湿潤治療に適したキズの保護剤は、世間で知られているよりも、意外と多種多様です。
あなたの知らないキズ保護剤の世界
ただ、そうは言っても一番目につきやすい保護材は、やはりキズパワーパッドをはじめとする『ハイドロコロイド』です。
再三再四申し上げておりますが、このハイドロコロイド、浸出液を吸収する力がそこまで無い。
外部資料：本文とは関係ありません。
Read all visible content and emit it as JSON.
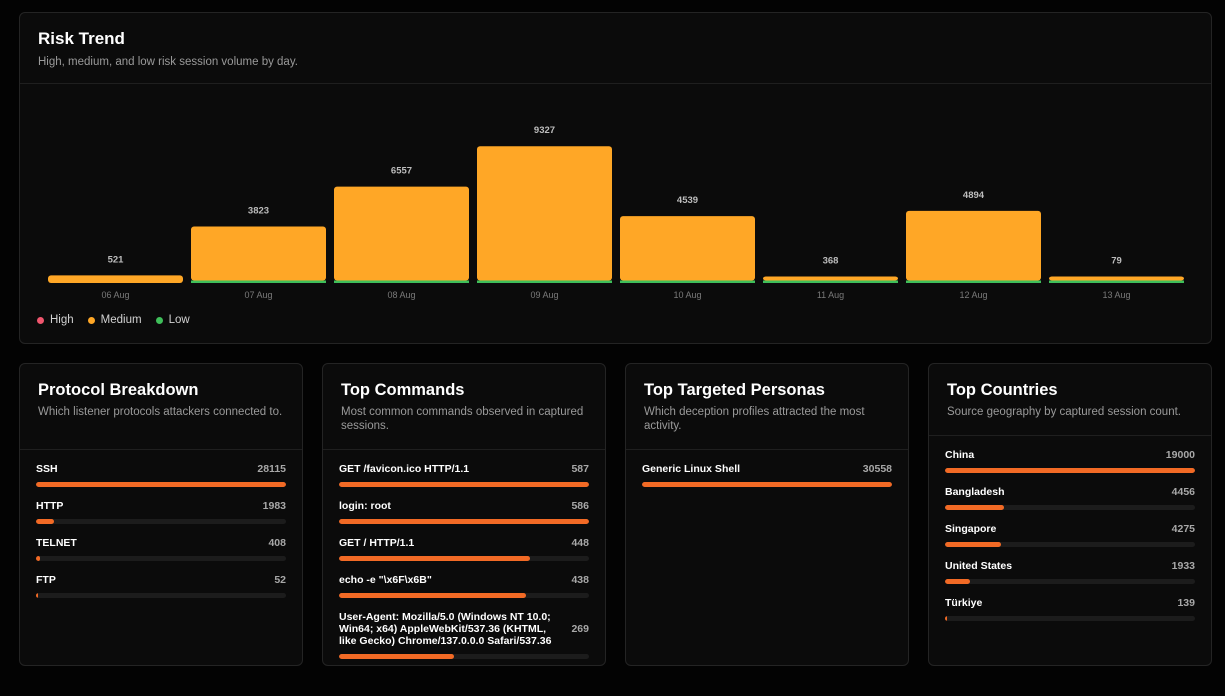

キズから出てくる浸出液を味方につけるのが湿潤治療とは言えど、浸出液を吸収して融けたハイドロコロイドがタップンタップンしている様は、当のご本人としてはなかなかハラハラドキドキな状態なのではないでしょうか。
「これ、いつ漏れるの???」
って。
汁漏れ対策あれこれ、その欠点
不用意に滲出液が漏れたら、当然、見た目に汚いだけでなく、服も汚れ、不快です。
汁漏れ対策として単純に思いつくのは、溜まってくる汁をも受け止められるような大きいサイズのハイドロコロイドを当てること。
ただ、この方法には欠点があります。
ひとつは、傷以外の正常皮膚面が広く覆われるのであせもなどのトラブルが起きやすいということ。
キズの周りに湿疹パラパラ
この記事でも書きましたが、正常な皮膚は「排泄器官」でもあるので、不要なものをため込むのはあまりお肌の健康上よろしくありません。
そして、ふたつめの欠点、それは大きいハイドロコロイドは高くつくということ。
キズパワーパッドしかり、このタイプのばんそうこうは普通のカットバンに比べると価格設定がお高めです。出来ることなら一日に何度も交換するのは避けたいのが人情。
しかしながら、浸出液が溜まるとき、シールの中に均等に溜まってくれるわけでもありません。
下の方は縁ギリギリまで来てて決壊寸前なのに、上の方はまだまだイケる感じで「交換するのもったいない….(涙)」となることも、少なくありません。
そんな時、私がおススメしている方法があります。
てしまのおススメ、裏技的対処法
それは
- 汁が漏れる前提で、ハイドロコロイドは傷が露出しないギリギリのサイズで貼る
- 漏れてしまった汁は、上から当てたガーゼなどの吸収力の高いものに吸収させる
こうすることで
- キズの表面はしっかり浸出液で覆われ
- 周りの正常な皮膚は傷まず
- 漏れた汁は吸収されて服を汚さない
と、いいことずくめなのです。
難点は、ハイドロコロイド1枚当てるのと比べれば、患部の保護がガーゼを重ねる分、モッサリと厚みが出てしまうことくらい。
下の写真は、この方法で脛の低温やけどを治療中の方の足。ハイドロコロイドの縁ギリギリまで浸出液が来ていますが、上から当てた白いガーゼが、漏れても守ってくれます。
いかがでしょう?
汁の扱いに困りがちなハイドロコロイドですが、こんな方法で少しは快適に過ごせるのではないでしょうか。
注意点
ただし、ハイドロコロイドで傷の手当てをしていて汁漏れが多いとき、感染が潜んでいることもあります。また、汁漏れが多いこと自体、キズが深いことの表れとも言えます。そもそも何でもかんでもハイドロコロイドで何とかなるというものではありません。
「これ大丈夫かな?」と感じた時には、病院を受診して治療を受けるのが肝要である
という基本は、忘れずにいてくださいね。